I installed bees in my modified Warre hive a week ago. I say modified because this year's Warre hive has regular frames. I did a conventional Warre hive last year and did not get good results. A Warre hive can best be described as a vertical top bar hive. The depth of the Warre boxes are very close to the depth of a conventional deep hive body but their width is that of an eight frame hive and the length is reduced as well. These comparisons won't mean anything to non-beekeepers. The Warre hive was developed by a French monk who died in the 1950s. If anyone has an interest in Warre hives there is quite a lot available on the internet, including an English translation of Abbe Warre's book. I think he had a number of very good ideas. I'm just not very enthused about the top bar aspect.

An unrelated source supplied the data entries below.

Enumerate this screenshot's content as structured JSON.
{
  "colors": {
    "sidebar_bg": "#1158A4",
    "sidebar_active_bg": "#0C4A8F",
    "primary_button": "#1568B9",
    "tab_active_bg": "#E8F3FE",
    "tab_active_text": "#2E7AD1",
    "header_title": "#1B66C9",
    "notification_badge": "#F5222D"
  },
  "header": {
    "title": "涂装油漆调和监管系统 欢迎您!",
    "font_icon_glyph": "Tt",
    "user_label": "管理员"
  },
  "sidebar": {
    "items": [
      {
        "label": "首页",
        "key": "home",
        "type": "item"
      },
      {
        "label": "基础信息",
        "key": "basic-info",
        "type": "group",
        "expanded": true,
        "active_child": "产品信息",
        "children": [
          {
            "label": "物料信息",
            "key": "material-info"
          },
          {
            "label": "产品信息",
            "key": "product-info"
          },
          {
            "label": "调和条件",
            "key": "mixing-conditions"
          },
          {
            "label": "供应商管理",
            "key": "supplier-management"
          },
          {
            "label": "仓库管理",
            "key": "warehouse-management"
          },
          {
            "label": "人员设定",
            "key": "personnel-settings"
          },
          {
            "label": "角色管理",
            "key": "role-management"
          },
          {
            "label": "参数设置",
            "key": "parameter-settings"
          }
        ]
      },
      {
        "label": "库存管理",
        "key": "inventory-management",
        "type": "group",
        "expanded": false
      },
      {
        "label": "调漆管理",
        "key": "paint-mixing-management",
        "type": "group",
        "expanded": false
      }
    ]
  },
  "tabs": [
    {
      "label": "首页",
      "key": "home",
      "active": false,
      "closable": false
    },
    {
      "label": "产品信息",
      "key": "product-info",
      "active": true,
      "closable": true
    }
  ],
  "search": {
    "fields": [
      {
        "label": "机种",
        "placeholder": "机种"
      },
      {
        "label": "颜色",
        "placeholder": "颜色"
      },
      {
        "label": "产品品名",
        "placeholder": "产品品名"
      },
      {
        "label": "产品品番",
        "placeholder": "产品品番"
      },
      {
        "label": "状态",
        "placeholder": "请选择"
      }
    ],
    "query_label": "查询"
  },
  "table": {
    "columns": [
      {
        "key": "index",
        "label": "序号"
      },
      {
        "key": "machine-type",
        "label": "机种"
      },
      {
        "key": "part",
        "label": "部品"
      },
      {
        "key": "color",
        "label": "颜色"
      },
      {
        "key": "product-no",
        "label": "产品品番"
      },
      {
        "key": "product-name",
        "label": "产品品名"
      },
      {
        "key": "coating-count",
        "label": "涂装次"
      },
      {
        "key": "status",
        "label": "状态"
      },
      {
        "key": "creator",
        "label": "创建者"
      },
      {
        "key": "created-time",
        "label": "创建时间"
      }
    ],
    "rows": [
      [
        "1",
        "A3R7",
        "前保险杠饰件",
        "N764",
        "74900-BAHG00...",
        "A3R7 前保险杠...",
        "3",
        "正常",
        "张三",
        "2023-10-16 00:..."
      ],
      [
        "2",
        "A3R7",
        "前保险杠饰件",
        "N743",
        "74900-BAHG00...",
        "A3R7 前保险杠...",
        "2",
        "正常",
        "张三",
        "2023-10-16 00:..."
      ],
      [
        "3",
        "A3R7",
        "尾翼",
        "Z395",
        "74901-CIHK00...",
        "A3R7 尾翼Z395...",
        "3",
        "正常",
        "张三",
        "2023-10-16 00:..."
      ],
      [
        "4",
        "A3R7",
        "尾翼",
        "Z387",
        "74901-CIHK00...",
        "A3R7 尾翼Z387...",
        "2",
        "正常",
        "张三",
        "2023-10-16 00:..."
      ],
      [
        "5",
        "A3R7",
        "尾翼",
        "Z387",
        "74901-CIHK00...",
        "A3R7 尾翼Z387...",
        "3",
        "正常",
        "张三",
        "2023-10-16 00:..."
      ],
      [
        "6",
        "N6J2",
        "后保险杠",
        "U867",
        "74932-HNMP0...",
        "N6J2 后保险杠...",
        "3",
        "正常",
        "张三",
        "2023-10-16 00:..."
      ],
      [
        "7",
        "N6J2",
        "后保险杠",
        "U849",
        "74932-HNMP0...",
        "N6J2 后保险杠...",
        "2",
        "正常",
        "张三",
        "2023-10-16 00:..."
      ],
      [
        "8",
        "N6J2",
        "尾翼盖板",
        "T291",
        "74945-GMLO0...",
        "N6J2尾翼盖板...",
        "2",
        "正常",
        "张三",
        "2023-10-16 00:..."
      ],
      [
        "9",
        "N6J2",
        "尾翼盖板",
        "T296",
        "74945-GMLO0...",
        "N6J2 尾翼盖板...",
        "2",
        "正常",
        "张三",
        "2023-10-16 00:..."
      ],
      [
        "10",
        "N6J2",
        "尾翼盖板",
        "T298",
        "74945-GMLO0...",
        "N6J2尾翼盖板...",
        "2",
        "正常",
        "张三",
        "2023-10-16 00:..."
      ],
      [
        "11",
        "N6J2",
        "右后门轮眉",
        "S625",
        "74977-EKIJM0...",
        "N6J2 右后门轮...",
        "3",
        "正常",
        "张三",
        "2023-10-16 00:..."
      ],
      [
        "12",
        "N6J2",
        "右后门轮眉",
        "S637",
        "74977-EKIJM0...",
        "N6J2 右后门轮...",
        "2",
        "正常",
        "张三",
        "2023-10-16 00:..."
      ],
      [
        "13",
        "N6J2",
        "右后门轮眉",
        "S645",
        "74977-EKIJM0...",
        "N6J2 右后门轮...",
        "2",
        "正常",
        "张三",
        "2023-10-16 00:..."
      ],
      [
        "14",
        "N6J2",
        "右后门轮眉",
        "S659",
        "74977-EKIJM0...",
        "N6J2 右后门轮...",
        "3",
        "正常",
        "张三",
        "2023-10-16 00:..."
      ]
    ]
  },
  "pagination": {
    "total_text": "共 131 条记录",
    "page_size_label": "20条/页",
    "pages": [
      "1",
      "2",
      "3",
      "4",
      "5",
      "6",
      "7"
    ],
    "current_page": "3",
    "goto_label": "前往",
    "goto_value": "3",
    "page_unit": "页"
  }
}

Last year's Warre hive was something I inherited from my daughter Rachel. She got stung and while trying to put bees in the Warre hive and went into anaphalaxis. I got to take her to the emergency room while someone else put bees in the hive. With such an auspicious beginning I shouldn't have been surprised when other things went wrong with the hive. First of all, the bees chose to draw out the comb diagonally connected to a least three different top bars. That made it impossible to check on the bees progress without damaging the comb where they were rearing brood. The swarm that was placed into the hive turned out to be a secondary swarm as opposed to a prime swarm. That meant it had a virgin queen as opposed to a mated queen. Queen bees don't mate within the hive. Rather they mate on the fly about 50 feet in the air on a sunny calm 70 degree day. We don't usually get many such days in western Washington until June. As a consequence the queen bee in this April swarm never got mated and became a drone layer.

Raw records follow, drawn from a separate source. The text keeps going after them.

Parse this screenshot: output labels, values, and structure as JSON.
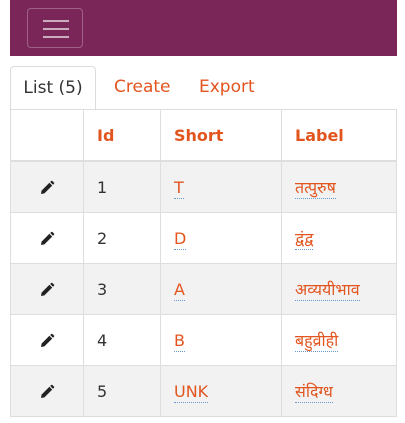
{
  "colors": {
    "navbar": "#7a2658",
    "accent": "#e2551f",
    "stripe": "#f2f2f2"
  },
  "navbar": {
    "toggle_icon": "hamburger-icon"
  },
  "tabs": [
    {
      "label": "List (5)",
      "active": true
    },
    {
      "label": "Create",
      "active": false
    },
    {
      "label": "Export",
      "active": false
    }
  ],
  "table": {
    "headers": [
      "",
      "Id",
      "Short",
      "Label"
    ],
    "rows": [
      {
        "id": "1",
        "short": "T",
        "label": "तत्पुरुष"
      },
      {
        "id": "2",
        "short": "D",
        "label": "द्वंद्व"
      },
      {
        "id": "3",
        "short": "A",
        "label": "अव्ययीभाव"
      },
      {
        "id": "4",
        "short": "B",
        "label": "बहुव्रीही"
      },
      {
        "id": "5",
        "short": "UNK",
        "label": "संदिग्ध"
      }
    ],
    "edit_icon": "pencil-icon"
  }
}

An unmated queen would have been a minor problem in a conventional Langstroth hive with moveable frames. As soon as I discovered I had a drone layer I would have replaced the queen and all would have been well. Due to the problems mentioned above, I didn't discover I had a drone layer until it was too late to fix the problem. I was going to give the conventional Warre hive another go this year, but a customer talked me into selling the hive to him. As I said, I am intrigued with several other aspects of the Warre hive and wanted to experiment with those concepts without dealing with a top bar hive.

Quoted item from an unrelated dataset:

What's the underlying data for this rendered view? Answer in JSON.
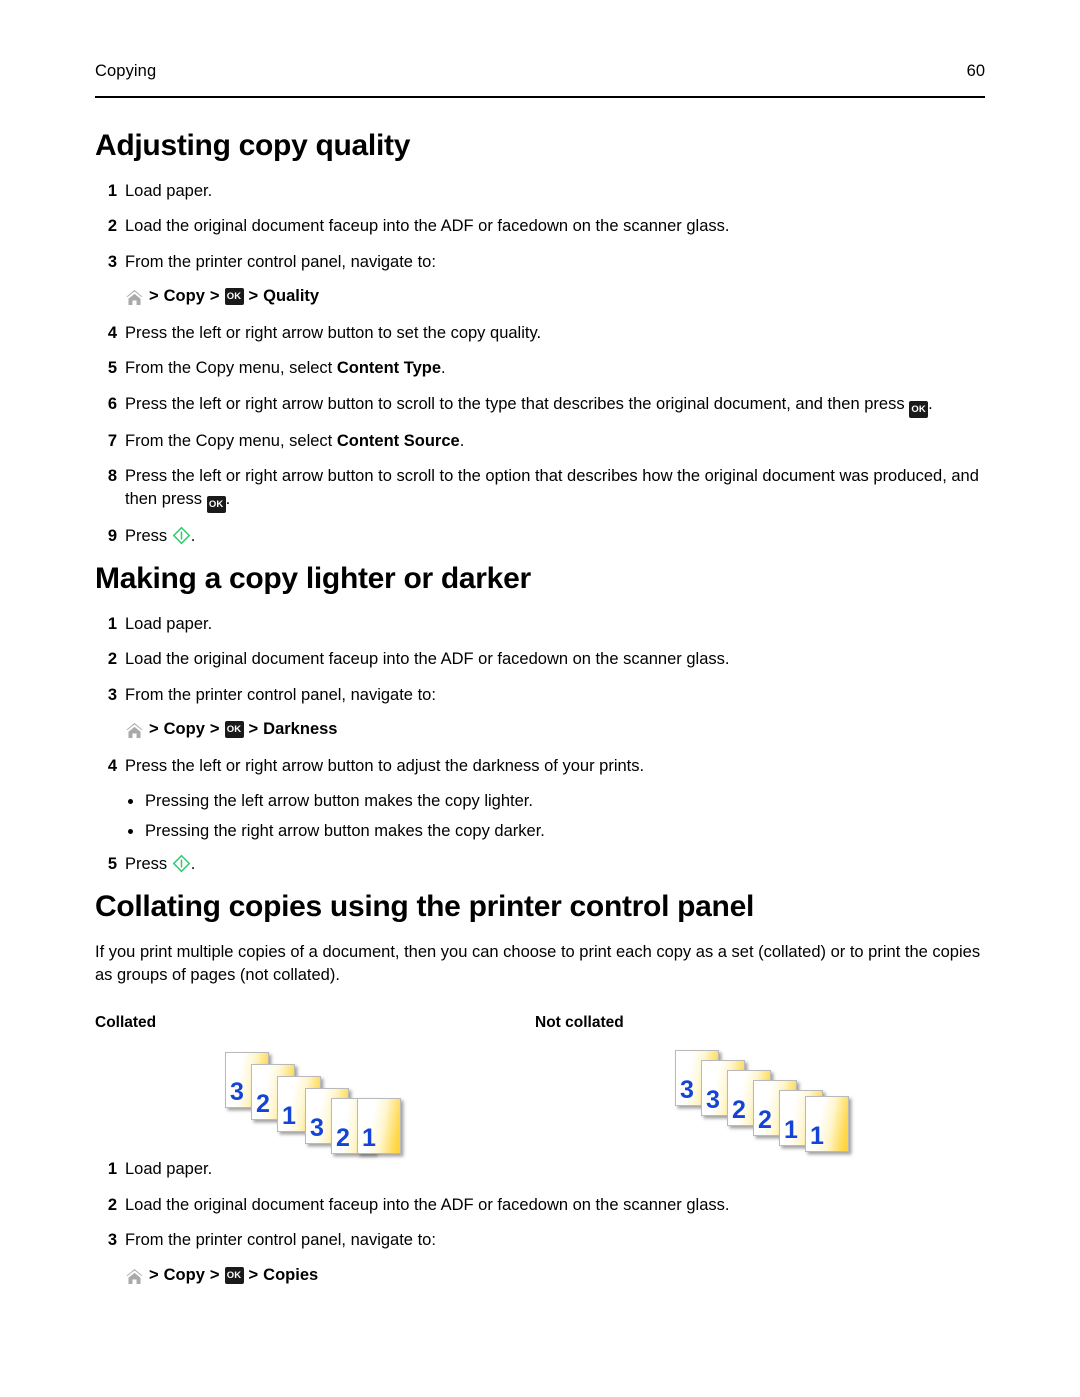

I build the modified Warre hive last summer. I used the same width as the conventional Warre hive, but I lengthened the boxes a bit so as to retain the 12 inch by 12 inch interior size of the brood nest after I had added frames. The size of the Warre hive is supposed to replicate the approximate size of the cavities bees find in hollow trees. The idea is that the bees should winter better if the diameter of the nest approximated the normal size of their winter cluster. Another aspect of the Warre hive that I wanted to try out was his "quilt" in the top of the hive. Warre included in his lid, a box full of leave or wood shavings that was designed to act as a moisture buffer. A hollow tree has a lot of punky wood at the top of the cavity that serves this function for a feral colony. Warre stretched burlap cloth across the bottom of the box. Anything that acts as a moisture buffer is probably a good thing to try out in wet western Washington. Anyhow, I'll try it out for a few years and see if I think it helps the hives seem to winter better.